Reinventing Cities is a call for projects launched by C40 that aim to encourage carbon neutral urban regeneration and to implement the most innovative ideas for transforming underutilized sites into hotspots of highly sustainable development and resilience, and to serve as a model for future developments.

 

Les Ateliers Cabot is a place of research, creation, and development; a multifunctional site housing artists’ studios (exhibition, presentation, and event spaces), office space, an industrial and technological incubator, facilities dedicated to food production and distribution, and businesses committed to the pooling and circularity of resources, all operating within a large urban green space.

CLIENT: Les Ateliers Cabot

CATEGORY: Mixed-Use Development

LOCATION: 4000 Saint-Patrick Street, Montreal

DATE: 2021

SPAN: 301 390 sq. ft.

STATUS: Winner of C40 Reinventing Montreal 2021

COLLABORATORS:  

Arup, Akonovia, Rousseau Lefebvre, 

  Aquartis, Brillant Matters, Centre PHI, CUPUM, Fondaction, Fondation OSMO, Gehl, Grand Potager, Groupe C. Laganière, Inerjys, Local Logic, Ma Bicyclette, MASSIVart, Pro-Vert Sud-Ouest, Still Good, RAR.  
     
       
       
   
 

Les Ateliers Cabot is the genesis of the collective dream of providing non-profit organizations with access to property that provides them with the means for honouring their missions for their community. The project presents a development model anchored in the core of the social and circular economy. The visionaries of the project are comprised of a group of individuals which is supported by a community development NPO comprised of Sid Lee Architecture, Ateliers Créatifs Montréal, the Collectif Récolte, and The Centre for Sustainable Development – with additional members to be added from among the occupants, tenants, owners, and operators of the project. The model also proposes to make 4000 Saint-Patrick a land trust that protects and ensures the permanency of the C40 objectives. In the context of a health crisis, where the most vulnerable populations have incurred the greatest costs, this type of model is a safety net for, and at the service of, citizens.

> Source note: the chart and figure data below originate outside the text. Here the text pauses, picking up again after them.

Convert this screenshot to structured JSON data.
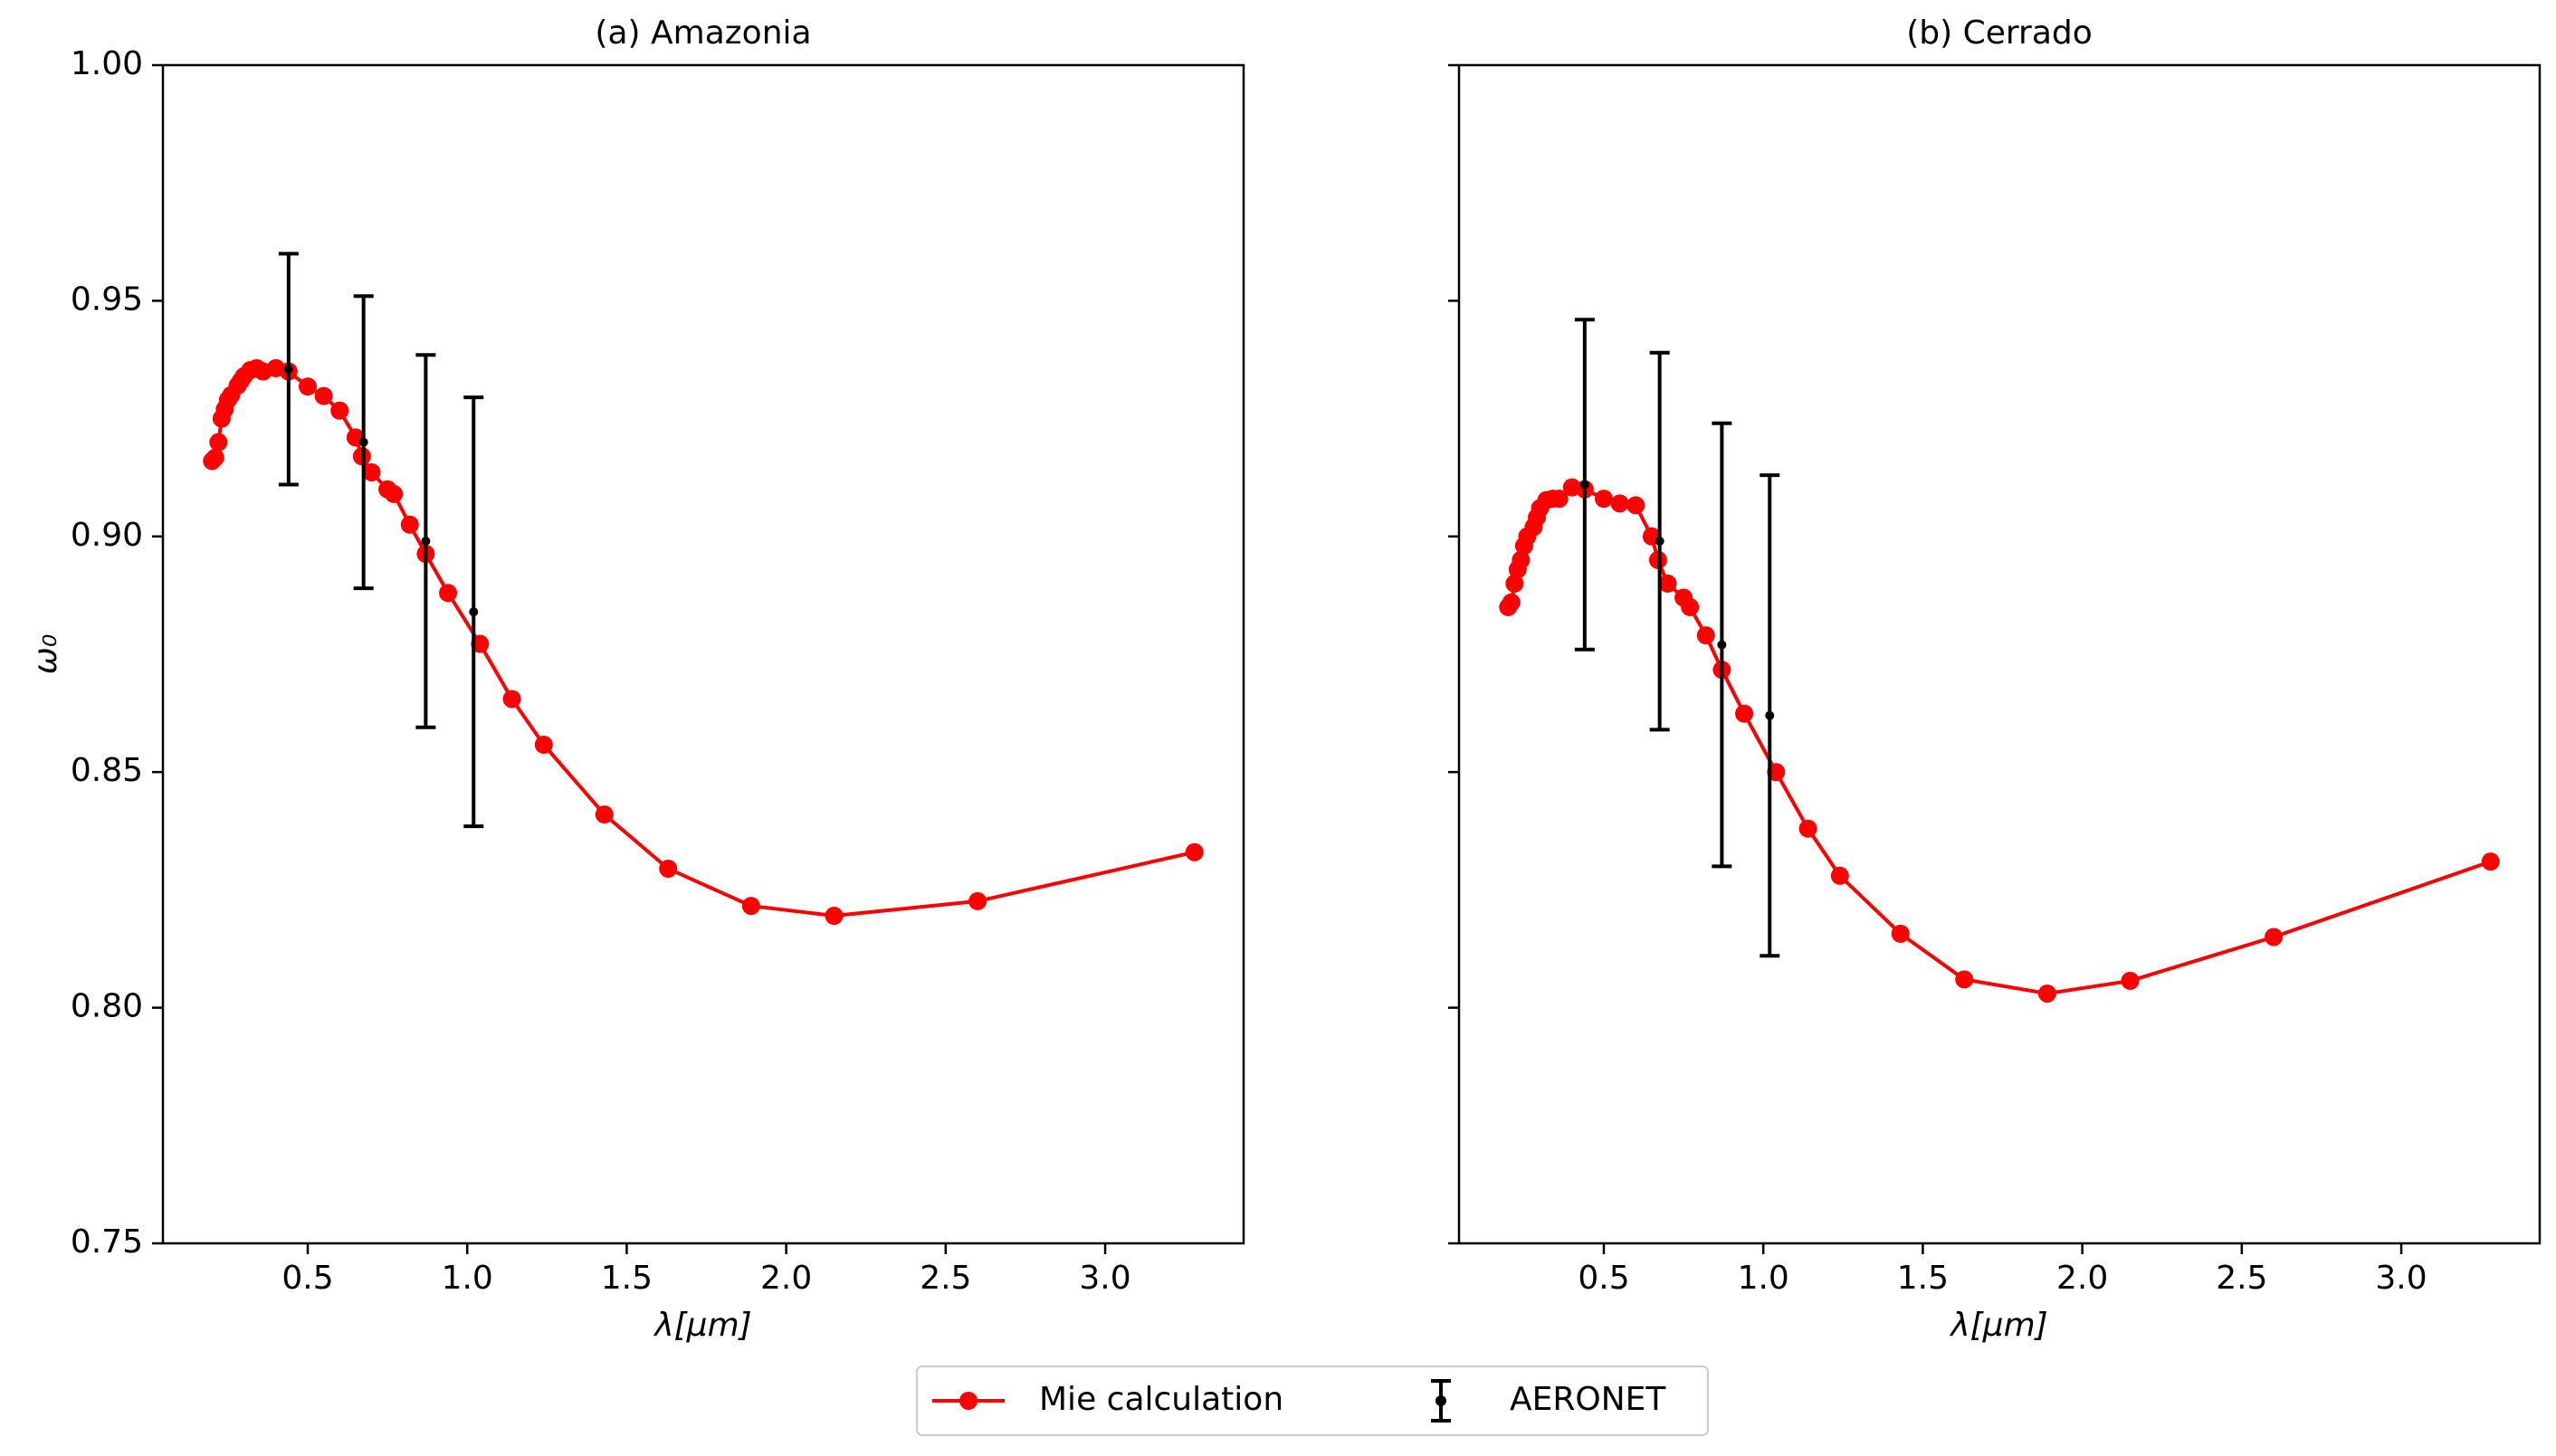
{
  "chart_data": [
    {
      "type": "line",
      "title": "(a) Amazonia",
      "xlabel": "λ[μm]",
      "ylabel": "ω₀",
      "xlim": [
        0.046,
        3.434
      ],
      "ylim": [
        0.75,
        1.0
      ],
      "xticks": [
        0.5,
        {
          "value": 1.0,
          "label": "1.0"
        },
        1.5,
        {
          "value": 2.0,
          "label": "2.0"
        },
        2.5,
        {
          "value": 3.0,
          "label": "3.0"
        }
      ],
      "yticks": [
        0.75,
        {
          "value": 0.8,
          "label": "0.80"
        },
        0.85,
        {
          "value": 0.9,
          "label": "0.90"
        },
        0.95,
        {
          "value": 1.0,
          "label": "1.00"
        }
      ],
      "series": [
        {
          "name": "Mie calculation",
          "color": "#ff0000",
          "x": [
            0.2,
            0.21,
            0.22,
            0.23,
            0.24,
            0.25,
            0.26,
            0.28,
            0.29,
            0.3,
            0.32,
            0.34,
            0.36,
            0.4,
            0.44,
            0.5,
            0.55,
            0.6,
            0.65,
            0.67,
            0.7,
            0.75,
            0.77,
            0.82,
            0.87,
            0.94,
            1.04,
            1.14,
            1.24,
            1.43,
            1.63,
            1.89,
            2.15,
            2.6,
            3.28
          ],
          "values": [
            0.916,
            0.9167,
            0.92,
            0.925,
            0.927,
            0.929,
            0.93,
            0.932,
            0.933,
            0.934,
            0.9353,
            0.9357,
            0.935,
            0.9357,
            0.935,
            0.9318,
            0.9298,
            0.9267,
            0.921,
            0.917,
            0.9136,
            0.91,
            0.909,
            0.9025,
            0.8963,
            0.888,
            0.8772,
            0.8655,
            0.8558,
            0.841,
            0.8295,
            0.8216,
            0.8195,
            0.8226,
            0.833
          ]
        },
        {
          "name": "AERONET",
          "color": "#000000",
          "x": [
            0.44,
            0.675,
            0.87,
            1.02
          ],
          "values": [
            0.9355,
            0.92,
            0.899,
            0.884
          ],
          "errors": [
            0.0245,
            0.031,
            0.0395,
            0.0455
          ]
        }
      ]
    },
    {
      "type": "line",
      "title": "(b) Cerrado",
      "xlabel": "λ[μm]",
      "xlim": [
        0.046,
        3.434
      ],
      "ylim": [
        0.75,
        1.0
      ],
      "xticks": [
        0.5,
        {
          "value": 1.0,
          "label": "1.0"
        },
        1.5,
        {
          "value": 2.0,
          "label": "2.0"
        },
        2.5,
        {
          "value": 3.0,
          "label": "3.0"
        }
      ],
      "yticks": [
        0.75,
        0.8,
        0.85,
        0.9,
        0.95,
        1.0
      ],
      "series": [
        {
          "color": "#ff0000",
          "x": [
            0.2,
            0.21,
            0.22,
            0.23,
            0.24,
            0.25,
            0.26,
            0.28,
            0.29,
            0.3,
            0.32,
            0.34,
            0.36,
            0.4,
            0.44,
            0.5,
            0.55,
            0.6,
            0.65,
            0.67,
            0.7,
            0.75,
            0.77,
            0.82,
            0.87,
            0.94,
            1.04,
            1.14,
            1.24,
            1.43,
            1.63,
            1.89,
            2.15,
            2.6,
            3.28
          ],
          "values": [
            0.885,
            0.886,
            0.89,
            0.893,
            0.895,
            0.898,
            0.9,
            0.902,
            0.904,
            0.906,
            0.9077,
            0.908,
            0.908,
            0.9104,
            0.91,
            0.908,
            0.907,
            0.9066,
            0.9,
            0.895,
            0.89,
            0.887,
            0.885,
            0.879,
            0.8717,
            0.8624,
            0.85,
            0.838,
            0.828,
            0.8157,
            0.806,
            0.803,
            0.8057,
            0.815,
            0.831
          ]
        },
        {
          "color": "#000000",
          "x": [
            0.44,
            0.675,
            0.87,
            1.02
          ],
          "values": [
            0.911,
            0.899,
            0.877,
            0.862
          ],
          "errors": [
            0.035,
            0.04,
            0.047,
            0.051
          ]
        }
      ]
    }
  ]
}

This approach rebalances traditional development objectives, swapping economic profitability in lieu of the benefits derived from the moral pact between man and the planet.

 

Les Ateliers Cabot is in the spirit of mininal impact, where the essence of the location is preserved by acting only where it is imperative to do so "mutatis mutandis". This is achieved by recycling, restoring, and reaffirming the industrial soul of the Canadian Power Boat Corporation site - a location built for warship building and connectivity to the city’s transport canals.

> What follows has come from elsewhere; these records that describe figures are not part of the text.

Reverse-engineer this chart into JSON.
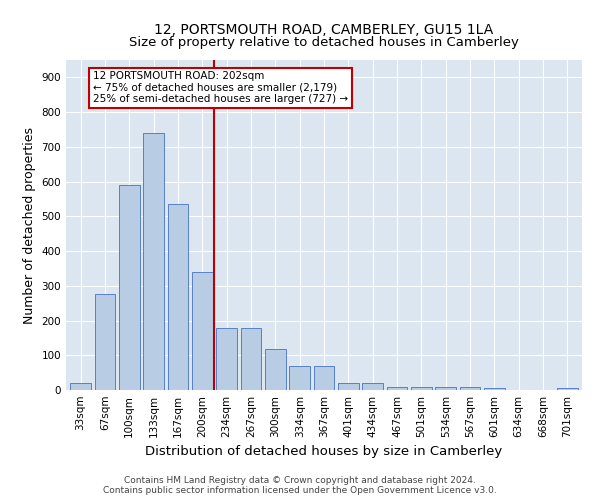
{
  "title": "12, PORTSMOUTH ROAD, CAMBERLEY, GU15 1LA",
  "subtitle": "Size of property relative to detached houses in Camberley",
  "xlabel": "Distribution of detached houses by size in Camberley",
  "ylabel": "Number of detached properties",
  "categories": [
    "33sqm",
    "67sqm",
    "100sqm",
    "133sqm",
    "167sqm",
    "200sqm",
    "234sqm",
    "267sqm",
    "300sqm",
    "334sqm",
    "367sqm",
    "401sqm",
    "434sqm",
    "467sqm",
    "501sqm",
    "534sqm",
    "567sqm",
    "601sqm",
    "634sqm",
    "668sqm",
    "701sqm"
  ],
  "bar_heights": [
    20,
    275,
    590,
    740,
    535,
    340,
    178,
    178,
    118,
    68,
    68,
    20,
    20,
    10,
    10,
    8,
    8,
    5,
    0,
    0,
    5
  ],
  "bar_color": "#b8cce4",
  "bar_edge_color": "#4472c4",
  "vline_x": 5.5,
  "vline_color": "#c00000",
  "annotation_lines": [
    "12 PORTSMOUTH ROAD: 202sqm",
    "← 75% of detached houses are smaller (2,179)",
    "25% of semi-detached houses are larger (727) →"
  ],
  "ylim": [
    0,
    950
  ],
  "yticks": [
    0,
    100,
    200,
    300,
    400,
    500,
    600,
    700,
    800,
    900
  ],
  "footer_line1": "Contains HM Land Registry data © Crown copyright and database right 2024.",
  "footer_line2": "Contains public sector information licensed under the Open Government Licence v3.0.",
  "background_color": "#ffffff",
  "plot_bg_color": "#dce6f1",
  "grid_color": "#ffffff",
  "title_fontsize": 10,
  "axis_label_fontsize": 9,
  "tick_fontsize": 7.5,
  "footer_fontsize": 6.5,
  "annotation_fontsize": 7.5
}
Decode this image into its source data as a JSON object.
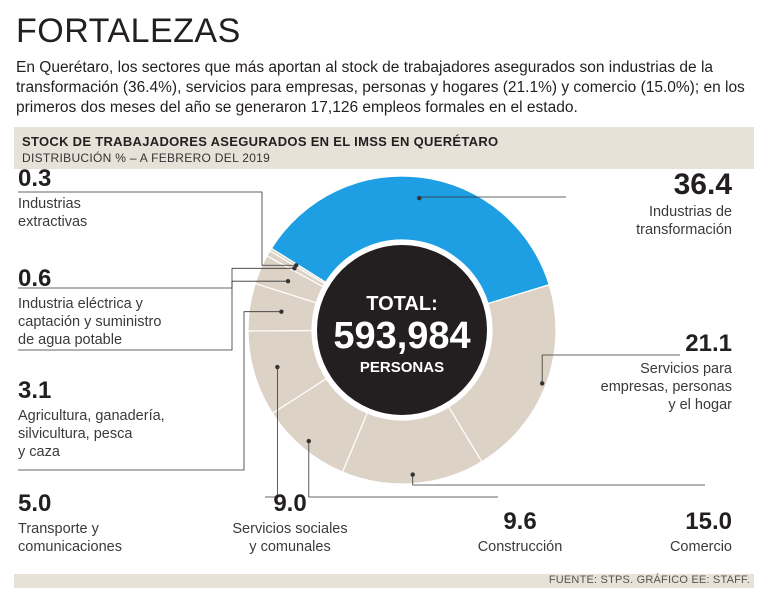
{
  "header": {
    "title": "FORTALEZAS",
    "intro": "En Querétaro, los sectores que más aportan al stock de trabajadores asegurados son industrias de la transformación (36.4%), servicios para empresas, personas y hogares (21.1%) y comercio (15.0%); en los primeros dos meses del año se generaron 17,126 empleos formales en el estado."
  },
  "section": {
    "title": "STOCK DE TRABAJADORES ASEGURADOS EN EL IMSS EN QUERÉTARO",
    "subtitle": "DISTRIBUCIÓN % – A FEBRERO DEL 2019"
  },
  "center": {
    "label": "TOTAL:",
    "value": "593,984",
    "unit": "PERSONAS"
  },
  "footer": {
    "source": "FUENTE: STPS. GRÁFICO EE: STAFF."
  },
  "colors": {
    "highlight": "#1e9fe3",
    "segment": "#dcd2c5",
    "center": "#231f20",
    "leader": "#333333"
  },
  "chart_data": {
    "type": "pie",
    "title": "STOCK DE TRABAJADORES ASEGURADOS EN EL IMSS EN QUERÉTARO",
    "subtitle": "DISTRIBUCIÓN % – A FEBRERO DEL 2019",
    "unit": "%",
    "slices": [
      {
        "label": "Industrias de transformación",
        "value": 36.4,
        "value_text": "36.4",
        "lines": [
          "Industrias de",
          "transformación"
        ],
        "highlight": true
      },
      {
        "label": "Servicios para empresas, personas y el hogar",
        "value": 21.1,
        "value_text": "21.1",
        "lines": [
          "Servicios para",
          "empresas, personas",
          "y el hogar"
        ]
      },
      {
        "label": "Comercio",
        "value": 15.0,
        "value_text": "15.0",
        "lines": [
          "Comercio"
        ]
      },
      {
        "label": "Construcción",
        "value": 9.6,
        "value_text": "9.6",
        "lines": [
          "Construcción"
        ]
      },
      {
        "label": "Servicios sociales y comunales",
        "value": 9.0,
        "value_text": "9.0",
        "lines": [
          "Servicios sociales",
          "y comunales"
        ]
      },
      {
        "label": "Transporte y comunicaciones",
        "value": 5.0,
        "value_text": "5.0",
        "lines": [
          "Transporte y",
          "comunicaciones"
        ]
      },
      {
        "label": "Agricultura, ganadería, silvicultura, pesca y caza",
        "value": 3.1,
        "value_text": "3.1",
        "lines": [
          "Agricultura, ganadería,",
          "silvicultura, pesca",
          "y caza"
        ]
      },
      {
        "label": "Industria eléctrica y captación y suministro de agua potable",
        "value": 0.6,
        "value_text": "0.6",
        "lines": [
          "Industria eléctrica y",
          "captación y suministro",
          "de agua potable"
        ]
      },
      {
        "label": "Industrias extractivas",
        "value": 0.3,
        "value_text": "0.3",
        "lines": [
          "Industrias",
          "extractivas"
        ]
      }
    ]
  }
}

Les Ateliers Cabot revolves around water as a historic element to be commemorated, and as a natural resource to be placed at the heart of its landscape and environmental strategy. It is a whole system of valleys, marshes, and basins, with seasonal fluctuations that liven up the site, and presents the possibility to reconnect two major biodiversity corridors of the Aqueduct Canal and the Lachine Canal. The architecture blends into its simplicity, allowing flora and fauna to regain control over the built environment (inspired by Gilles Clément's concept of the third landscape). The site thus acts as a link between man and nature, at a perfect junction between its outlying districts.